Si tratta perlopiù di marche vendute in Germania ma alcune sono italiane e, fanno sapere gli esperti tedeschi, con pochissime eccezioni tutti i barattoli contengono pomodori italiani. Dunque il test stavolta ci interessa da vicino.
L’indagine si è concentrata in particolare sul bisfenolo A, per capire se questo può migrare dai rivestimenti delle lattine al pomodoro. Si è voluto verificare anche se i prodotti fossero contaminati da residui di pesticidi o tossine delle muffe.
Altri parametri analizzati sono stati l’ergosterolo e la solanina che, come spiega Öko-Test, forniscono un’indicazione della lavorazione dei pomodori stramaturi (ergosterolo) o indicano la presenza di frutti acerbi (solanina).
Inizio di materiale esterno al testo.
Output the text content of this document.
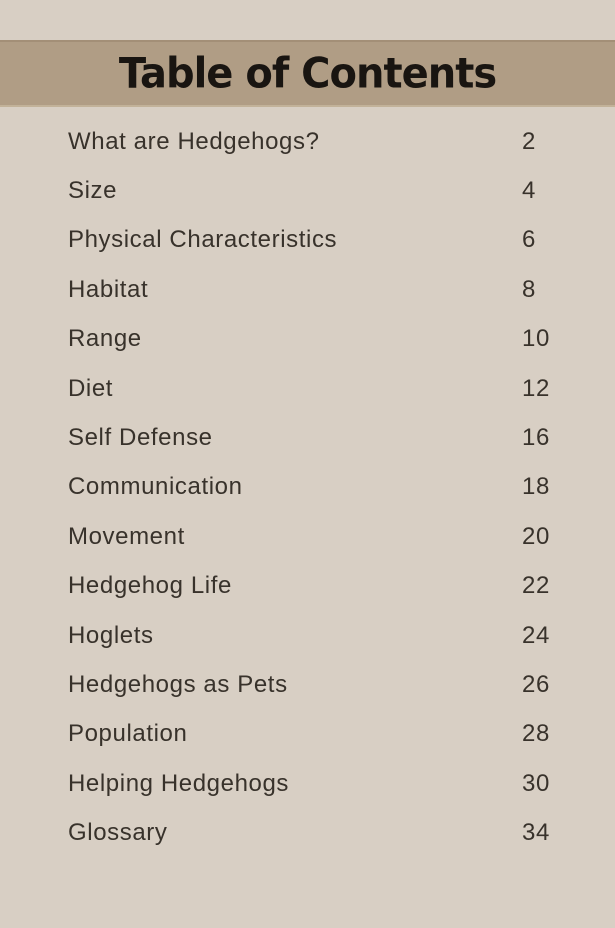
Table of Contents
What are Hedgehogs?	2
Size	4
Physical Characteristics	6
Habitat	8
Range	10
Diet	12
Self Defense	16
Communication	18
Movement	20
Hedgehog Life	22
Hoglets	24
Hedgehogs as Pets	26
Population	28
Helping Hedgehogs	30
Glossary	34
Valutata infine la provenienza dei pomodori, in quali condizioni sociali ed ecologiche sono stati coltivati e se i fornitori possono risalire la filiera fino al campo.
I risultati
Il risultato più importante che emerge dal test riguarda proprio il bisfenolo A che sembra essere un problema ancora rilevante in questi prodotti. Öko-Test infatti scrive che:
Tutti i pomodori pelati in scatola nel nostro test superano la dose giornaliera considerata acritica secondo gli ultimi dati. D’altra parte, solo i 2 prodotti in vetro sono puliti.
E inoltre specifica:
Con un cibo in scatola di un fornitore del nostro test, un adulto del peso di 60 kg assume 28 volte più bisfenolo A (BPA) di quanto l’Autorità europea per la sicurezza alimentare (EFSA) consideri innocuo secondo le ultime stime.
In pratica, in tutti i 18 pomodori in lattina, i livelli di BPA vengono considerati dagli esperti tedeschi “fortemente aumentati” e alla fine si consiglia un solo prodotto su 20.
Ricordiamo che è ormai da decenni che si parla dei rischi del BPA in quanto “interferente endocrino”, inoltre è ufficialmente classificato come ” tossico per la riproduzione nell’uomo” nel regolamento CLP dell’ECHA. Il BPA è anche sospettato di promuovere il cancro al seno, l’obesità e problemi comportamentali nei bambini.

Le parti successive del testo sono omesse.